Гарри затаил дыхание. Он увидел, как в глазах Чарльза полыхнуло пламя, словно огненный язычок, вдруг взметнувшийся в погасшем было походном костре. Чарльз повернулся к нему.

– Осторожнее, Гарри, – тихо проговорил он. Это прозвучало как предупреждение, но Гарри не пожалел о сказанном. На протяжении всех рождественских каникул они шаг за шагом подбирались к этой минуте.

Внезапно Чарльз встал. Медленно подошел к картине, закрепленной на мольберте, и стал вглядываться в нее. Гарри знал, что Чарльз сейчас слышит вой койота в сумерках и что голос Розы говорит с ним. Говорит ему то же самое, что только что сказал Гарри. Может быть, ее слова достучатся до его сердца?

Наконец Чарльз отвел взгляд от холста и, обернувшись, посмотрел на друга.

– Прости, Гарри. Ты прав. Мне нужно начать заново, но я не знаю, как это сделать.

Внезапно он весь поник, осознав, насколько это кощунственно – размышлять о том, как жить дальше без Розы. Замены ей быть не может. Она и солнечный свет всегда были неразделимы.

Гарри почувствовал, что момент настал. Он точно знает, что́ нужно Чарльзу. Ему нужно вновь научиться любить, найти женщину, обрести жену и семью. Чарльз всегда хотел быть отцом, но Роза не могла иметь детей.
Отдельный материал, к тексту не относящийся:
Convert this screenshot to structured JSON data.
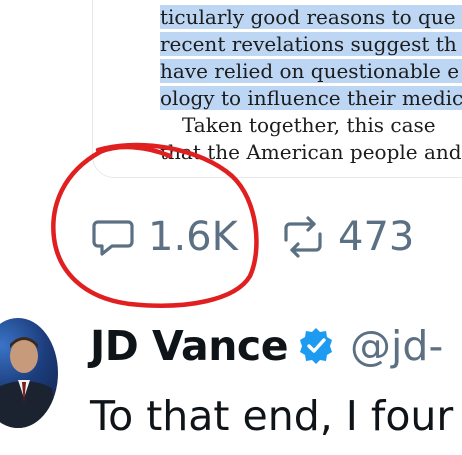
{
  "document": {
    "lines": [
      "ticularly good reasons to que",
      "recent revelations suggest th",
      "have relied on questionable e",
      "ology to influence their medic",
      "Taken together, this case",
      "that the American people and"
    ]
  },
  "actions": {
    "reply_count": "1.6K",
    "retweet_count": "473"
  },
  "tweet": {
    "author_name": "JD Vance",
    "handle": "@jd-",
    "text": "To that end, I four"
  },
  "colors": {
    "text_primary": "#0f1419",
    "text_secondary": "#5b7083",
    "verified_badge": "#1d9bf0",
    "highlight": "#bcd6f4",
    "annotation": "#e02020"
  },
  "icons": {
    "reply": "speech-bubble-icon",
    "retweet": "retweet-arrows-icon",
    "verified": "verified-badge-icon"
  }
}
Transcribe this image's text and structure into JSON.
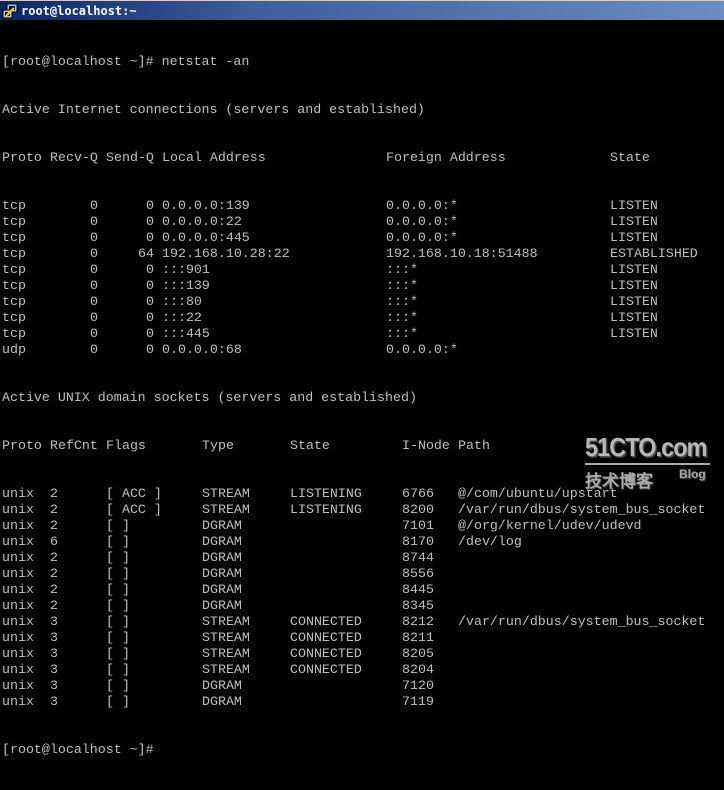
{
  "window": {
    "title": "root@localhost:~",
    "title_icon": "putty-icon",
    "colors": {
      "title_start": "#0a246a",
      "title_end": "#6a8dc6",
      "terminal_bg": "#000000",
      "terminal_fg": "#c0c0c0"
    }
  },
  "terminal": {
    "prompt_command": "[root@localhost ~]# netstat -an",
    "inet_header": "Active Internet connections (servers and established)",
    "inet_columns": [
      "Proto",
      "Recv-Q",
      "Send-Q",
      "Local Address",
      "Foreign Address",
      "State"
    ],
    "inet_rows": [
      {
        "proto": "tcp",
        "recvq": "0",
        "sendq": "0",
        "local": "0.0.0.0:139",
        "foreign": "0.0.0.0:*",
        "state": "LISTEN"
      },
      {
        "proto": "tcp",
        "recvq": "0",
        "sendq": "0",
        "local": "0.0.0.0:22",
        "foreign": "0.0.0.0:*",
        "state": "LISTEN"
      },
      {
        "proto": "tcp",
        "recvq": "0",
        "sendq": "0",
        "local": "0.0.0.0:445",
        "foreign": "0.0.0.0:*",
        "state": "LISTEN"
      },
      {
        "proto": "tcp",
        "recvq": "0",
        "sendq": "64",
        "local": "192.168.10.28:22",
        "foreign": "192.168.10.18:51488",
        "state": "ESTABLISHED"
      },
      {
        "proto": "tcp",
        "recvq": "0",
        "sendq": "0",
        "local": ":::901",
        "foreign": ":::*",
        "state": "LISTEN"
      },
      {
        "proto": "tcp",
        "recvq": "0",
        "sendq": "0",
        "local": ":::139",
        "foreign": ":::*",
        "state": "LISTEN"
      },
      {
        "proto": "tcp",
        "recvq": "0",
        "sendq": "0",
        "local": ":::80",
        "foreign": ":::*",
        "state": "LISTEN"
      },
      {
        "proto": "tcp",
        "recvq": "0",
        "sendq": "0",
        "local": ":::22",
        "foreign": ":::*",
        "state": "LISTEN"
      },
      {
        "proto": "tcp",
        "recvq": "0",
        "sendq": "0",
        "local": ":::445",
        "foreign": ":::*",
        "state": "LISTEN"
      },
      {
        "proto": "udp",
        "recvq": "0",
        "sendq": "0",
        "local": "0.0.0.0:68",
        "foreign": "0.0.0.0:*",
        "state": ""
      }
    ],
    "unix_header": "Active UNIX domain sockets (servers and established)",
    "unix_columns": [
      "Proto",
      "RefCnt",
      "Flags",
      "Type",
      "State",
      "I-Node",
      "Path"
    ],
    "unix_rows": [
      {
        "proto": "unix",
        "refcnt": "2",
        "flags": "[ ACC ]",
        "type": "STREAM",
        "state": "LISTENING",
        "inode": "6766",
        "path": "@/com/ubuntu/upstart"
      },
      {
        "proto": "unix",
        "refcnt": "2",
        "flags": "[ ACC ]",
        "type": "STREAM",
        "state": "LISTENING",
        "inode": "8200",
        "path": "/var/run/dbus/system_bus_socket"
      },
      {
        "proto": "unix",
        "refcnt": "2",
        "flags": "[ ]",
        "type": "DGRAM",
        "state": "",
        "inode": "7101",
        "path": "@/org/kernel/udev/udevd"
      },
      {
        "proto": "unix",
        "refcnt": "6",
        "flags": "[ ]",
        "type": "DGRAM",
        "state": "",
        "inode": "8170",
        "path": "/dev/log"
      },
      {
        "proto": "unix",
        "refcnt": "2",
        "flags": "[ ]",
        "type": "DGRAM",
        "state": "",
        "inode": "8744",
        "path": ""
      },
      {
        "proto": "unix",
        "refcnt": "2",
        "flags": "[ ]",
        "type": "DGRAM",
        "state": "",
        "inode": "8556",
        "path": ""
      },
      {
        "proto": "unix",
        "refcnt": "2",
        "flags": "[ ]",
        "type": "DGRAM",
        "state": "",
        "inode": "8445",
        "path": ""
      },
      {
        "proto": "unix",
        "refcnt": "2",
        "flags": "[ ]",
        "type": "DGRAM",
        "state": "",
        "inode": "8345",
        "path": ""
      },
      {
        "proto": "unix",
        "refcnt": "3",
        "flags": "[ ]",
        "type": "STREAM",
        "state": "CONNECTED",
        "inode": "8212",
        "path": "/var/run/dbus/system_bus_socket"
      },
      {
        "proto": "unix",
        "refcnt": "3",
        "flags": "[ ]",
        "type": "STREAM",
        "state": "CONNECTED",
        "inode": "8211",
        "path": ""
      },
      {
        "proto": "unix",
        "refcnt": "3",
        "flags": "[ ]",
        "type": "STREAM",
        "state": "CONNECTED",
        "inode": "8205",
        "path": ""
      },
      {
        "proto": "unix",
        "refcnt": "3",
        "flags": "[ ]",
        "type": "STREAM",
        "state": "CONNECTED",
        "inode": "8204",
        "path": ""
      },
      {
        "proto": "unix",
        "refcnt": "3",
        "flags": "[ ]",
        "type": "DGRAM",
        "state": "",
        "inode": "7120",
        "path": ""
      },
      {
        "proto": "unix",
        "refcnt": "3",
        "flags": "[ ]",
        "type": "DGRAM",
        "state": "",
        "inode": "7119",
        "path": ""
      }
    ],
    "final_prompt": "[root@localhost ~]#"
  },
  "watermark": {
    "brand": "51CTO.com",
    "subtitle_cn": "技术博客",
    "subtitle_en": "Blog"
  }
}
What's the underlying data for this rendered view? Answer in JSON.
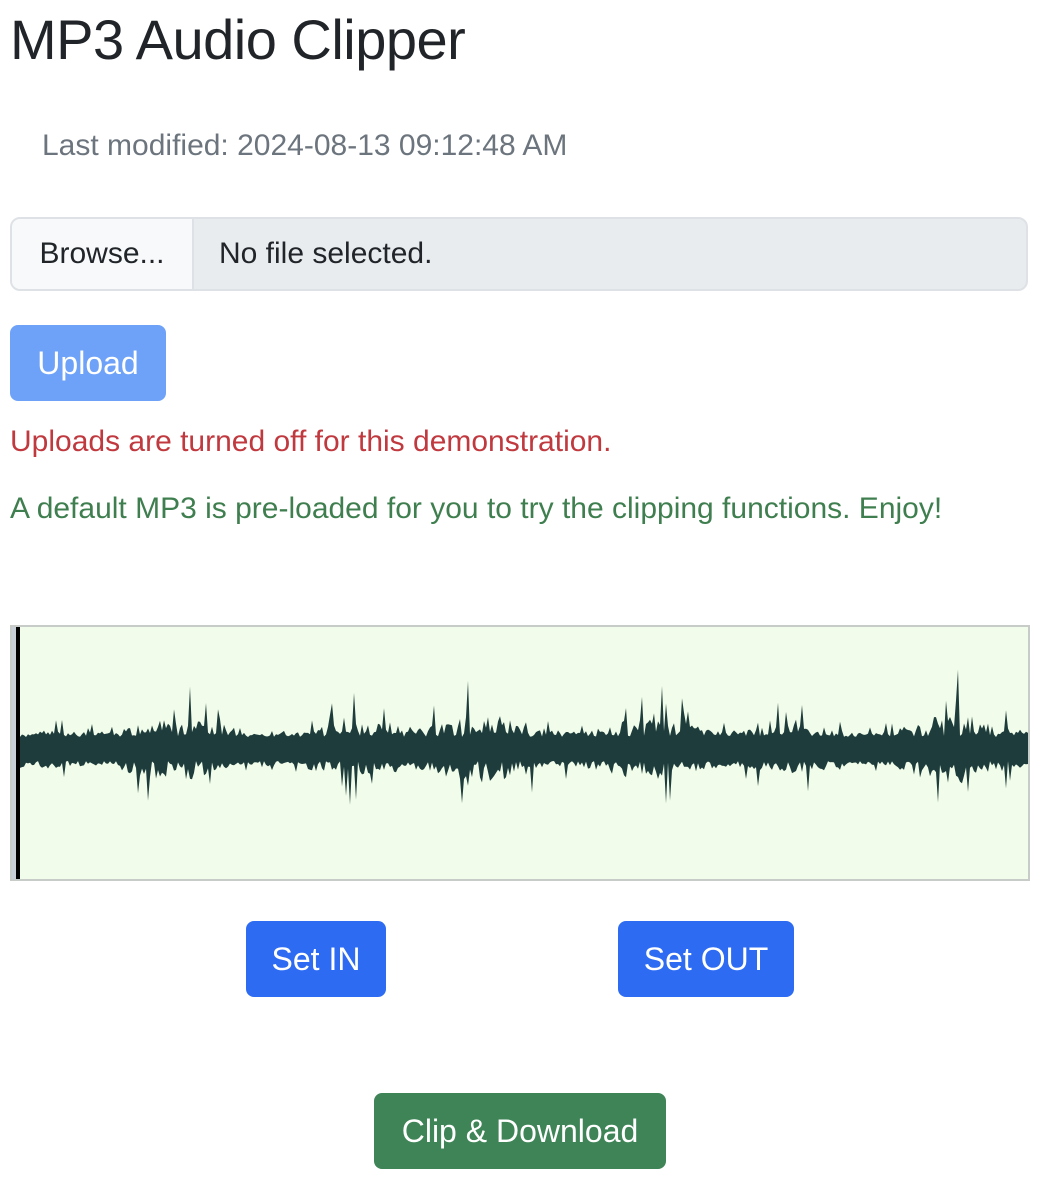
{
  "title": "MP3 Audio Clipper",
  "last_modified": "Last modified: 2024-08-13 09:12:48 AM",
  "file_input": {
    "browse_label": "Browse...",
    "status_text": "No file selected."
  },
  "upload_button": "Upload",
  "messages": {
    "error": "Uploads are turned off for this demonstration.",
    "info": "A default MP3 is pre-loaded for you to try the clipping functions. Enjoy!"
  },
  "waveform": {
    "playhead_position": 0.0,
    "colors": {
      "background": "#f1fdea",
      "wave": "#1e3c3c",
      "playhead": "#000000"
    }
  },
  "controls": {
    "set_in": "Set IN",
    "set_out": "Set OUT",
    "clip_download": "Clip & Download"
  },
  "colors": {
    "primary": "#2d6bf3",
    "primary_disabled": "#6ea2f8",
    "success": "#3e8457",
    "danger_text": "#c0393f",
    "success_text": "#3f7f4f"
  }
}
Он мечтал о сыне, о том, что научит его выживать в необитаемой пустыне точно так же, как это сделал в свое время его отец, о наследнике, к которому перейдет их старинное поместье и который соединит прошлое и настоящее, перекинув мост в необозримое будущее.

– Чарльз, положись на меня. Первым делом ты должен уехать из этого места, где тебя преследуют воспоминания. Понимаю, это звучит чертовски неприятно, но давай вернемся в Нью-Йорк вместе. Познакомишься с людьми, осмотришься вокруг, походишь по галерее. Позволь мне помочь тебе.

– Ну что тебе сказать на это, Гарри? Ты же знаешь, как много времени мне нужно, чтобы сойтись с человеком. Годы. А терпение я теряю уже через несколько минут, если не секунд. Для меня важно то, о чем человек думает. Прочих же интересует лишь то, что он делает.

– Послушай, Чарльз, я никогда не упоминал об этом, но сейчас, пожалуй, самое время. Знаешь, кто такой Мэтт Хардинг?

– Да, крупный бизнесмен.

– Именно… а еще коллекционер и мой клиент. Дело в том, что он интересуется твоим творчеством. Теми картинами, что стоят у меня в запаснике.

– Да? – удивился Чарльз. – И какими же именно?

– Вообще-то всеми, но главным образом – индейцами. Знаешь, той, на которой изображен индеец в кузове грузовика у подножия горы. С ума по ней сходит.

– Ну и продай ее.

– Тут все не так просто. Он один из тех коллекционеров, которому хочется знать об авторе всю подноготную. Ну, понимаешь – познакомиться с самим художником в неофициальной обстановке, обсудить с ним его взгляды на живопись.